La toute dernière découverte de Kaspersky Lab a déclenché une véritable tempête médiatique dans le monde de la cybersécurité, régulièrement secoué. Cette fois, pas de systèmes d’informations, d’ordinateurs ou de terminaux mobiles, la vulnérabilité concerne les voitures connectées

 

Une voiture connectée prise pour cible par les cybercriminels

 

Charlie Miller et Chris Valasek, des chercheurs de la firme spécialiste des solutions de sécurité informatique Kaspersky, livrent les détails de la première attaque d’un véhicule connecté, une Jeep Cherokee. Pour en prendre le contrôle à distance, ils se sont introduits dans l’ordinateur de bord en exploitant une faille dans le système de divertissement.

 

Une fois entrés, ils ont pu accéder d’abord à un certain nombre de fonctionnalités (essuie-glaces, système de climatisation, la radio et les vitres latérales) jusqu’aux commandes de la voiture.

 

La faille ayant permis cet exploit se situait dans le système embarqué Uconnect, dispositif qui relie le véhicule à l’univers de Fiat Chrysler Automobiles (FAC) par le biais de l’opérateur de téléphonie mobile Sprint. Pour perpétrer l’attaque, le tandem n’a eu qu’à dénicher l’adresse IP externe de la cible et de modifier le code de l’ordinateur de bord afin de priver totalement le conducteur de contrôle.

 

Les recommandations de Kaspersky

 

Au vu de cette expérience aux résultats édifiants, pour l’éditeur russe, les constructeurs d’automobiles connectées doivent les considérer comme les réseaux informatiques classiques ou les ordinateurs ; tant que sont installés un système d’exploitation et des logiciels, quel que soit le type de support, le niveau de risque zéro n’existe pas.

 

Dans le cas particulier des voitures, Kaspersky Lab préconise, à titre préventif, que les fabricants mettent au point une architecture intelligente reposant sur deux piliers : l’isolement et le contrôle des communications.
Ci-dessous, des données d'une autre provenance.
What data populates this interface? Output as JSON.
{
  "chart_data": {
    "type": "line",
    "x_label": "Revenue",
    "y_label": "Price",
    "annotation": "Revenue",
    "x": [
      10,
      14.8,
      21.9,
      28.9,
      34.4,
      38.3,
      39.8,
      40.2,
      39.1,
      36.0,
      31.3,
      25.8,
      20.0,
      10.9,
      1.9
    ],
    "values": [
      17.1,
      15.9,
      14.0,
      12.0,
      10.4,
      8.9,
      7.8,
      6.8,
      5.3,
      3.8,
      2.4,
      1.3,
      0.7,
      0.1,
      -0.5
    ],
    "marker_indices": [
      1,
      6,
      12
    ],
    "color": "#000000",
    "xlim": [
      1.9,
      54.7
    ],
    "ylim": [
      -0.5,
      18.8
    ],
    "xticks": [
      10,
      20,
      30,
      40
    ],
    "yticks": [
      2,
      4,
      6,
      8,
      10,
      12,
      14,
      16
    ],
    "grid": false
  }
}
Le premier vise à empêcher qu’un système indépendant d’un autre puisse agir sur celui-ci ; pour en revenir à l’attaque, une telle protection aurait rendu impossible l’influence du système de divertissement sur le système de contrôle.

 

Quant aux communications contrôlées, elles impliquent des algorithmes d’authentification puissants complétés par une cryptographie suffisante afin de protéger toute information émise par la voiture ou envoyée vers elle. La démonstration menée par les deux chercheurs révèle sans doute possible la faiblesse de ces deux éléments essentiels.

 

Entretemps, le problème identifié par Kaspersky a fait l’objet d’un correctif. La société recommande aux propriétaires d’une voiture FCA d’approcher rapidement leur concessionnaire afin de s’assurer que les mises à jour nécessaires soient correctement effectuées.